Com espantosa naturalidade e incrível ligeireza, o presidente do PL, Valdemar Costa Neto, disse ao jornal O Globo que a articulação de um golpe de Estado – nada menos – foi tema de conversas corriqueiras em Brasília após a eleição do presidente Lula da Silva.
“Isso tinha na casa de todo mundo”, disse o sr. Valdemar, decerto sem ruborizar, ao se referir à minuta de decreto de estado de defesa na sede do Tribunal Superior Eleitoral, encontrada na casa do ex-ministro da Justiça Anderson Torres. Ele acrescentou que propostas como aquela circulavam “direto” entre pessoas do governo e que pessoalmente recebeu “várias propostas, que vinham pelos Correios” ou então em eventos políticos. “Tinha gente que colocava (o papel) no meu bolso, dizendo que era como tirar o Lula do governo.”
Não se sabe se as declarações do sr. Valdemar devem ser levadas a sério ou se é apenas uma artimanha para tentar livrar a cara do ex-ministro Anderson Torres e, por extensão, do principal puxador de votos do PL, o ex-presidente Jair Bolsonaro; afinal, se “todo mundo” recebeu alguma sugestão de golpe, como disse o chefão do PL, então nem Anderson nem Bolsonaro poderiam ser particularmente responsabilizados.
Conhecendo o sr. Valdemar como o Brasil bem conhece, é difícil saber o que está por trás dessa declaração tão irresponsável. Mas isso não importa. O que interessa é que o líder do maior partido político do Brasil tratou uma suposta conspiração contra a soberania da vontade popular como algo banal, quase inconsequente. É como se o sr. Valdemar estivesse tratando de propostas para mudar o nome de uma avenida.
A rigor, a própria reabilitação do ex-mensaleiro Valdemar diz muito sobre o longo caminho que a sociedade ainda precisa percorrer até atingir um grau de maturidade política que impeça que os alicerces da República, a começar pelo respeito ao resultado das eleições, sejam carcomidos pela ação insidiosa dos cupins da democracia.
Mesmo assim, não deixa de ser estupefaciente que o golpismo escancarado seja tratado como uma agenda trivial pelo dirigente de um partido que terá 99 deputados federais e 14 senadores a partir da próxima quarta-feira, quando terá início a nova legislatura.
Portanto, é uma leviandade que o golpismo, ao invés de ser enfática e vigorosamente condenado pelo líder de uma bancada tão expressiva de parlamentares democraticamente eleitos, seja tratado pelo sr. Valdemar com essa inconsequência.

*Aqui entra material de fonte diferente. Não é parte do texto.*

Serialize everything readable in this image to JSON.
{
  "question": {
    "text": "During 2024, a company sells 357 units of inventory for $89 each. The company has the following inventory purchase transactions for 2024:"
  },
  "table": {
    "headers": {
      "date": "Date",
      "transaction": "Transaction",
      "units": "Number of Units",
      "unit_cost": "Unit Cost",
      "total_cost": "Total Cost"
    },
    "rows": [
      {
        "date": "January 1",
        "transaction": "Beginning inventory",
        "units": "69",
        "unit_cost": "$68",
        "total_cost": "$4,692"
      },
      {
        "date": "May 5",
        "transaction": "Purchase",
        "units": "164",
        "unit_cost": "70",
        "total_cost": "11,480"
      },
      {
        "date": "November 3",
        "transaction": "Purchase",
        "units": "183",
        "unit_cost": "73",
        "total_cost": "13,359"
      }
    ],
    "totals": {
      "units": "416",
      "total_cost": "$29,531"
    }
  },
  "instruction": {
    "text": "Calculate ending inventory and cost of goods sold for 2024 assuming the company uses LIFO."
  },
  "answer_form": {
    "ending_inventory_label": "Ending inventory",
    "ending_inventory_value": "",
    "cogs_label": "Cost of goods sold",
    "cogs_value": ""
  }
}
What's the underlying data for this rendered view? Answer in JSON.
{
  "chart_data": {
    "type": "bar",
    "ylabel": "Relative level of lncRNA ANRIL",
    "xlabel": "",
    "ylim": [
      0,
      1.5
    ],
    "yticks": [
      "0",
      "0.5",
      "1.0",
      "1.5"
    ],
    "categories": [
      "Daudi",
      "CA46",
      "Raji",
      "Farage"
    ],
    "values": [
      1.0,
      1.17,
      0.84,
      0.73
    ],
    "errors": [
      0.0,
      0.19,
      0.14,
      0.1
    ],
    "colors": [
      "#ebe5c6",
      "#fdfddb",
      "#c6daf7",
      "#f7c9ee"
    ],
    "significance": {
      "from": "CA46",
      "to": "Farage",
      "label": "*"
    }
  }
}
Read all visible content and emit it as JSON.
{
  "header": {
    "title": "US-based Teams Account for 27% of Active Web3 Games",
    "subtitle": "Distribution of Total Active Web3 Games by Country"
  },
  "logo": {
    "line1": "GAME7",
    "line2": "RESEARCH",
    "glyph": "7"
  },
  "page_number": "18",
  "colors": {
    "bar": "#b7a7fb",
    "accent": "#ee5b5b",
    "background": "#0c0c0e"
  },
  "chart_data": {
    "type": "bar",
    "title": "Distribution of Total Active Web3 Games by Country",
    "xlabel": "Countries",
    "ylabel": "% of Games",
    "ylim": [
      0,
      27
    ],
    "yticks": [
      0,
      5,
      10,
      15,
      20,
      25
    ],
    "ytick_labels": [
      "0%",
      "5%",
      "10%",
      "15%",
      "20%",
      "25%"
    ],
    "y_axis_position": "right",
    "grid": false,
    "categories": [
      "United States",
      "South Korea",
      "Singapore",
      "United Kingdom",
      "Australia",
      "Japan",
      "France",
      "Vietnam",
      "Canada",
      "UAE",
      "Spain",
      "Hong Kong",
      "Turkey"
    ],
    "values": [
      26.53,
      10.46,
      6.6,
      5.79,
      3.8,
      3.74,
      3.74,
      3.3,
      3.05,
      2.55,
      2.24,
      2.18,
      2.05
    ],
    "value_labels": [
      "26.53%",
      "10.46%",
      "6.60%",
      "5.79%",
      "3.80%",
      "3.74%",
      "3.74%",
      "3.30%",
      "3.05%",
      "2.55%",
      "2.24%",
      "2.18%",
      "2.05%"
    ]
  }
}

A pretexto de “defender” Bolsonaro, Valdemar Costa Neto ainda revelou que, por ser tido como alguém “muito valente, meio alterado, meio louco”, o ex-presidente recebeu muitas sugestões de medidas para impedir a posse de Lula da Silva. Só não o fez, disse o chefão do PL, “porque não viu maneira de fazer”. Que alívio.
A esta altura já está claro que só não houve um golpe de Estado no Brasil após a derrota de Bolsonaro por absoluta rejeição das forças vivas da Nação ao espírito golpista que sempre animou o ex-presidente e muitos de seus apoiadores, entre os quais Valdemar Costa Neto. E também, por óbvio, porque Bolsonaro não logrou reunir apoios e meios não apenas para dar um golpe de Estado, como para sustentá-lo.
Vindo de alguém que se mostrou capaz de afrontar as instituições democráticas do País com aquela molecagem de “auditoria independente” das urnas eletrônicas, com o único objetivo de tumultuar as eleições de outubro passado, as declarações do sr. Valdemar não chegam a surpreender, mas são lamentáveis. É inacreditável que alguém que já deu reiteradas mostras de que seu projeto pessoal de poder está muito acima dos interesses nacionais continue tendo não apenas voz ativa no debate público, mas, sobretudo, influência direta na definição dos rumos do País.
Valdemar Costa Neto pode estar quites com a Justiça. Todavia, seu prestígio político, empregado, entre outras coisas, para banalizar tentativas de golpes de Estado, decorre diretamente do apoio que ele e seus correligionários ainda recebem de muitos eleitores. Nesse ponto, a sociedade ainda tem muito a evoluir.